A captive finance subsidiary's purpose is to finance sales of the parent company's products and services.
b.
An operating agreement between the parent and the captive specifies the type of receivables that qualify for same and specific services provided by the parent.
c.
A captive can be used to finance distributor or dealer inventories until a sale occurs.
d.
A captive is rarely used to finance products leased to others.


                                          
          


   20.   ____ provide loans to firms that cannot obtain financing from commercial banks.
a.
Consumer finance companies
b.
Sales finance companies
c.
Commercial finance companies
d.
None of the above


                                          
          
          

   21.   Which of the following is not a use of finance company funds?
a.
consumer loans
b.
business loans
c.
commercial paper
d.
real estate loans
e.
All of the above are uses of finance company funds.

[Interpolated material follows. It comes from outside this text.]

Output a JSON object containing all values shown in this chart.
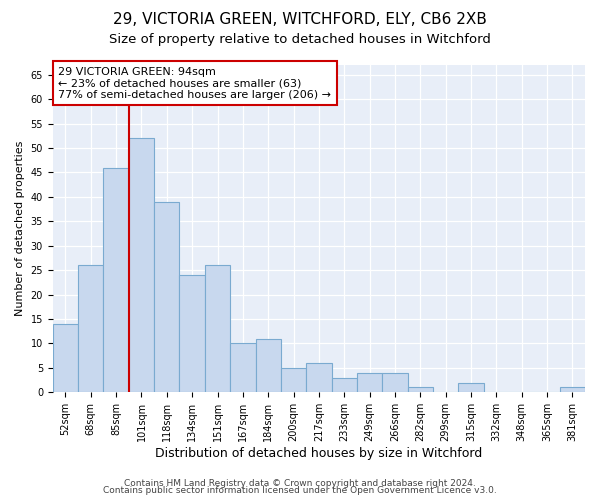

                                          
          
          

   22.   Finance companies commonly act as ____ for accounts receivable; that is, they purchase a firm's receivables at a discount and are responsible for processing and collecting the balances of these accounts.
a.
brokers
b.
dealers
c.
market makers
d.
factors
e.
none of the above


                                          
          


   23.   Most finance companies are commonly exposed to all forms of risk below except ____ risk.
a.
exchange rate
b.
interest rate
c.
liquidity
d.
credit


                                          
          
          

   24.   Changes in economic growth are ____ related to a finance company's cash flows, and changes in the risk-free rate are ____ related to a finance company's cash flows.
a.
positively; negatively
b.
negatively; positively
c.
negatively; negatively
d.
positively; positively


                                          
          


   25.   Finance companies participate in the ____ market to reduce interest rate risk.
a.
money
b.
bond
c.
options
d.
swap


                                          
          
          

   26.   Many consumer finance companies also provide personal loans, directly to individuals to finance purchases of large household items.
a. True
b. False

                                          
          


   27.   Business finance companies focus on loans to very large businesses.
a. True
b. False

                                          
          
          

   28.   Consumer finance companies sometimes provide Business finance companies to individuals.